Budi mengatakan diplomat di sejumlah negara nontradisional saat ini sudah diaktifkan menjadi market intelligence guna memahami peluang ekspor. Namun, para eksportir diminta harus pro aktif, terutama dalam menyiapkan produk sesuai pesanan negara-negara tersebut dengan kualitas dan harga bersaing.

"Contohnya industri tekstil, seperti pakaian jadi, kerajinan, dan fesyen itu kan merupakan komoditas utama ekspor DIY, itu mesti kita jadikan motor. Dan itu laku di pasar-pasar yang saya sebutkan tadi," jelasnya.

Dalam logika ekonomi, marketing intelligence adalah sebuah strategi yang dapat dilakukan oleh semua perusahaan untuk memperoleh informasi dengan pengumpulan data dan analisis pasar yang sesuai dengan keadaan pasar saat ini.
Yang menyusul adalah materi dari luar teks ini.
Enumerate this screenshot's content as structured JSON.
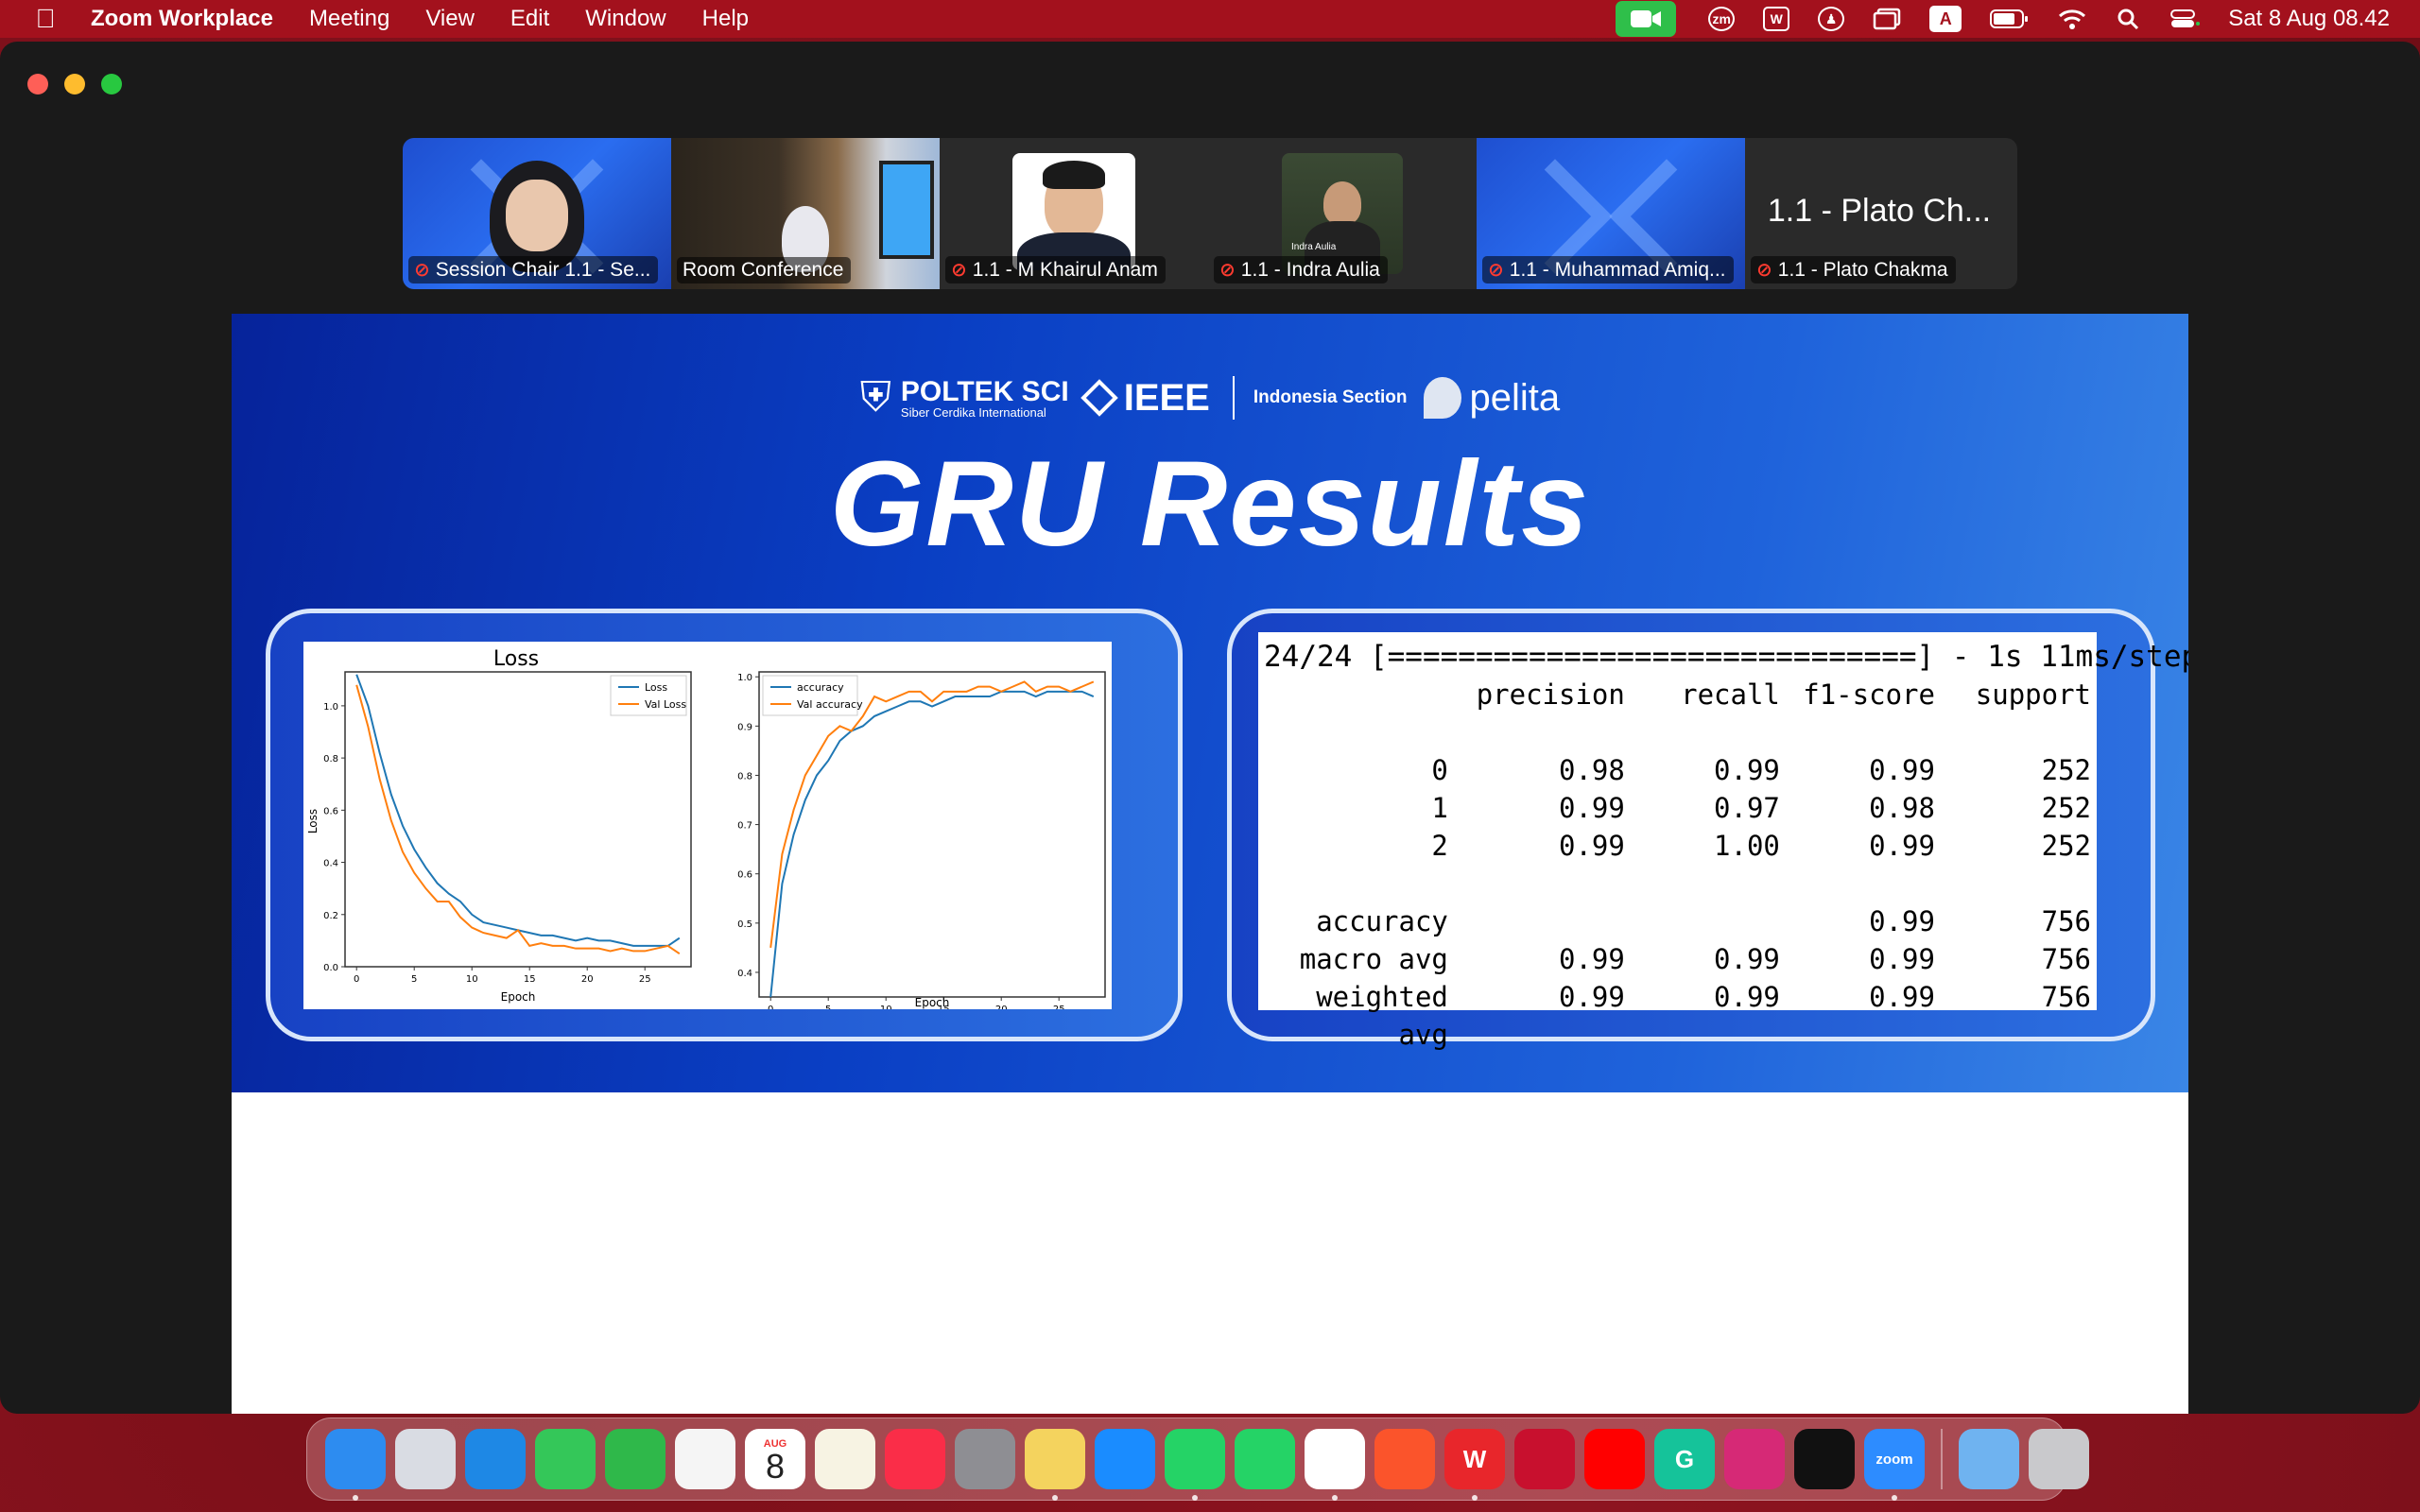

Dimana informasi yang diperoleh dalam marketing intelligence ini akan diolah dalam sistem informasi pemasaran.

Mampu Bertahan

Sementara itu, tergerusnya nilai tukar rupiah terhadap dollar AS, menurut Budi, tidak terlalu mempengaruhi ekonomi DIY karena impor masih bisa ditutupi dengan nilai ekspor. Kebutuhan impor DIY pun saat ini terbesar hanya pada bahan baku saja, bukan pada barang konsumsi atau yang lain.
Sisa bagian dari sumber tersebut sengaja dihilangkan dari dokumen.